After the generic set, we’ll need another set specific to the company's needs. It covers metadata such as Approvals, Workflow, Security and Preservation. This requires a bit of research and study. An external consultant is usually sought for this kind of work.
So there you have it: metadata = generic set + specific set.
Assigning metadata
Now that the company's metadata set is specified, how will staff assign metadata to the information they create? The assignment is usually done using the content management system (CMS) you use for the website or intranet.
Assigning metadata can be frustrating if not appropriately planned. When staff complain that “the system puts up this screen and expects me to fill out 20 fields, " they complain about the metadata assignment strategy.
There are many ways to make the assignment simple and usable. We’ll cover three here:
- System-assigned: The CMS can automatically assign some values. For example, the system can automatically apply the Author, Publish Date, and File type.
- Smart defaults: Smart defaults try to predict the context of the user and present values that they think will be relevant. For example, the CMS might surface my commonly used metadata values or only those metadata applicable to the user’s department or job function.
- Smart templates: Templates can have pre-assigned metadata. Authors only need to fill out the remaining metadata. This can speed up the authoring process.
Metadata and controlled vocabularies
Let’s say you ask staff to fill out the Purpose of the trip when submitting trip reports. What will they fill out? Some might put ‘business’ while others might put ‘JE’ for joint exercises. You see the problem. There will be no consistency in what staff enter as metadata. How can we then get consistent metadata values?
By controlling what staff can choose.
A controlled vocabulary is a controlled list of terms.
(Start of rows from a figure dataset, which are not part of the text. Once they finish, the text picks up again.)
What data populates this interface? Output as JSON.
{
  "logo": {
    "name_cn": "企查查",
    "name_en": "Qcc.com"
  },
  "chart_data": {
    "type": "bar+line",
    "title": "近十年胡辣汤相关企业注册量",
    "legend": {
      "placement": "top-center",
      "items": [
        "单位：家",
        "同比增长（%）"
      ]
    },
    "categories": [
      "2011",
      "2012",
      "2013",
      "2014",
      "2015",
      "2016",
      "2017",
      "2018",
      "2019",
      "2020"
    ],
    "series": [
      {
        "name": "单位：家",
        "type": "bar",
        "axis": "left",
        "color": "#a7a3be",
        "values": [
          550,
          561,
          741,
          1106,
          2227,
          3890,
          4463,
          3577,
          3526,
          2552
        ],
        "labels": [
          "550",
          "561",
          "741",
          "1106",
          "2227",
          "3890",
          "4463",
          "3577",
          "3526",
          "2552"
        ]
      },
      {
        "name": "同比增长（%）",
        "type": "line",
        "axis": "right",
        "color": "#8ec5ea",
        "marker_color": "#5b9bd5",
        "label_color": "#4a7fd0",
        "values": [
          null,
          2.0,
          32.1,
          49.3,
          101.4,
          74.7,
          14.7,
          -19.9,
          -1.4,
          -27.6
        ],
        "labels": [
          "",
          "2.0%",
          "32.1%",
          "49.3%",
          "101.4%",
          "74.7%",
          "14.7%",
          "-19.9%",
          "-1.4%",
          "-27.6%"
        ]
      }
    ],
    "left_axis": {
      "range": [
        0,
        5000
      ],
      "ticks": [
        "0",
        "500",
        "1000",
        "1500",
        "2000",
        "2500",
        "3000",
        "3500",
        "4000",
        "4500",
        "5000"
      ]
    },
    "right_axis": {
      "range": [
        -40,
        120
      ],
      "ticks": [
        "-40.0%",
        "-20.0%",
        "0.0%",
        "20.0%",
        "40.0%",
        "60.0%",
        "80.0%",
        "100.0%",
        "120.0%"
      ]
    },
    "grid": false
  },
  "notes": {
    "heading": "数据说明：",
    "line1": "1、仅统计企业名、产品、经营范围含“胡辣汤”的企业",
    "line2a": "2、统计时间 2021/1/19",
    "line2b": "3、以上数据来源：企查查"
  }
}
Let’s say you give staff only three options to fill out the Purpose of the trip.
- Academic conferences
- Joint exercises
- Research collaboration
Staff can only select from these three options. The values are controlled.
But what if the controlled vocabulary is itself confusing and ambiguous? Again, it is a severe problem, pointing to a lack of a metadata strategy.
A controlled vocabulary can do more than control authors' term selection. It can also enable some backend magic during search and retrieval.
Let’s say a staff member searches for the term “JE,” the informal use of the term “Joint Exercises.” Trip reports, being formal documents, do not contain the term “JE.” They are assigned the metadata term “Joint Exercises.” The result is that the search engines will not find the documents, even though they exist.
This is where an expanded, controlled vocabulary can shine through. Instead of just listing controlled terms, it can also include the following:
JE USE Joint Exercises
The statement tells the search engine to use the term “Joint Exercises” when it encounters the term “JE.” Problem solved.
You can imagine more situations where this simple expansion could help, such as homonyms, misspellings and abbreviations.
But wait. There’s more!
A controlled vocabulary can be expanded in more ways:
- NT = narrower term (Marketing NT Corporate Marketing)
- BT = broader term (Invitation to Quote BT Corporate Procurement)
- RT = related term (Trip report RT Country Report)
We are structuring the linear list of terms in the controlled vocabulary, thereby creating a hierarchy. This kind of controlled vocabulary is called a thesaurus.